RESULTS: Barriers to medical help-seeking behavior after cognitive impairment diagnosis included physical impairments, low health literacy to navigate the health care processes, inaccurate disease knowledge, complicated health care processes, inadequate physical infrastructure to navigate health care organizations, oversimplified cultural representation of dementia, perceived inaccuracy of the case-finding tool, and lay beliefs about seeking medical care when sick. Facilitators included adopting strategies to track medical appointments, a case-finding result letter as a cue for action, caregivers with profamily workplace policies, and valuing proactive medical disease management. Notably, social capital, (in)ability to recognize symptoms, and strong affective states triggered by the case-finding results were both barriers and enablers.

CONCLUSIONS: These findings highlight a complex interplay of individual, social, and structural determinants influencing medical help-seeking behavior following a cognitive impairment diagnosis.

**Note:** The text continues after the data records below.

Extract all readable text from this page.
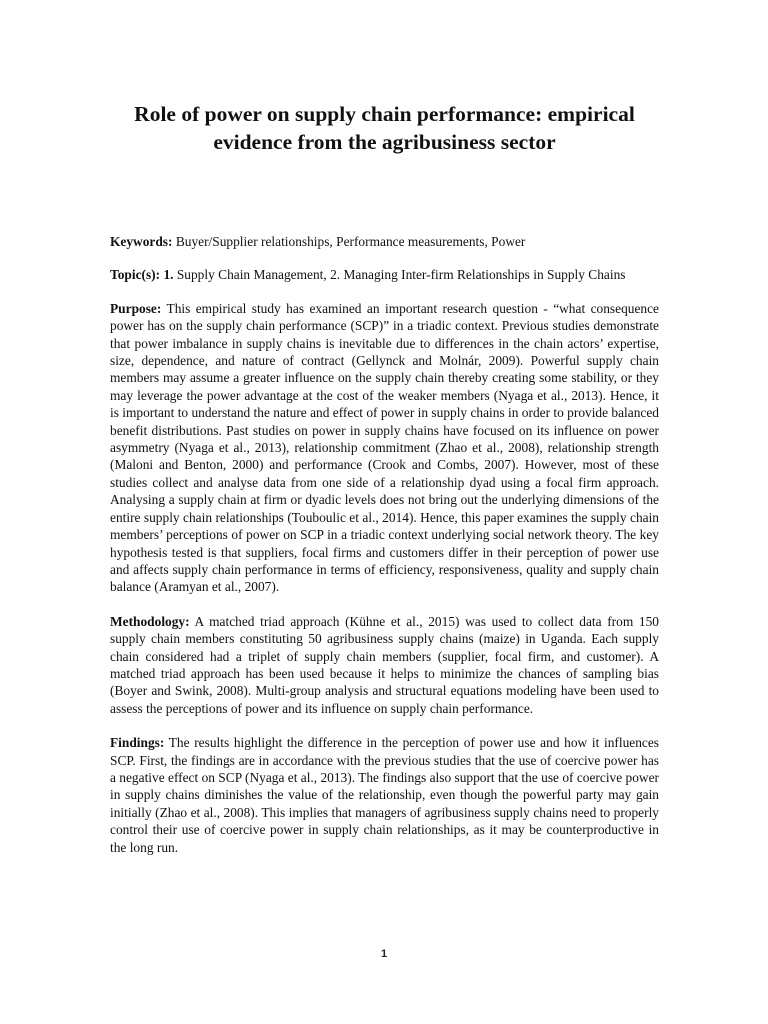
Role of power on supply chain performance: empirical evidence from the agribusiness sector

Keywords: Buyer/Supplier relationships, Performance measurements, Power

Topic(s): 1. Supply Chain Management, 2. Managing Inter-firm Relationships in Supply Chains

Purpose: This empirical study has examined an important research question - “what consequence power has on the supply chain performance (SCP)” in a triadic context. Previous studies demonstrate that power imbalance in supply chains is inevitable due to differences in the chain actors’ expertise, size, dependence, and nature of contract (Gellynck and Molnár, 2009). Powerful supply chain members may assume a greater influence on the supply chain thereby creating some stability, or they may leverage the power advantage at the cost of the weaker members (Nyaga et al., 2013). Hence, it is important to understand the nature and effect of power in supply chains in order to provide balanced benefit distributions. Past studies on power in supply chains have focused on its influence on power asymmetry (Nyaga et al., 2013), relationship commitment (Zhao et al., 2008), relationship strength (Maloni and Benton, 2000) and performance (Crook and Combs, 2007). However, most of these studies collect and analyse data from one side of a relationship dyad using a focal firm approach. Analysing a supply chain at firm or dyadic levels does not bring out the underlying dimensions of the entire supply chain relationships (Touboulic et al., 2014). Hence, this paper examines the supply chain members’ perceptions of power on SCP in a triadic context underlying social network theory. The key hypothesis tested is that suppliers, focal firms and customers differ in their perception of power use and affects supply chain performance in terms of efficiency, responsiveness, quality and supply chain balance (Aramyan et al., 2007).

Methodology: A matched triad approach (Kühne et al., 2015) was used to collect data from 150 supply chain members constituting 50 agribusiness supply chains (maize) in Uganda. Each supply chain considered had a triplet of supply chain members (supplier, focal firm, and customer). A matched triad approach has been used because it helps to minimize the chances of sampling bias (Boyer and Swink, 2008). Multi-group analysis and structural equations modeling have been used to assess the perceptions of power and its influence on supply chain performance.

Findings: The results highlight the difference in the perception of power use and how it influences SCP. First, the findings are in accordance with the previous studies that the use of coercive power has a negative effect on SCP (Nyaga et al., 2013). The findings also support that the use of coercive power in supply chains diminishes the value of the relationship, even though the powerful party may gain initially (Zhao et al., 2008). This implies that managers of agribusiness supply chains need to properly control their use of coercive power in supply chain relationships, as it may be counterproductive in the long run.

1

Rather than a linear trajectory, medical help-seeking is shaped by a dynamic interplay across the COM-B domains. Drawing on these findings, we developed a set of comprehensive and actionable recommendations grounded in the BCW intervention functions to support timely medical follow-up after a cognitive impairment diagnosis. To maximize their impact, these recommendations should be collaboratively refined and evaluated with stakeholders using the acceptability, practicability, effectiveness, affordability, side effects, and equity (APEASE) criteria.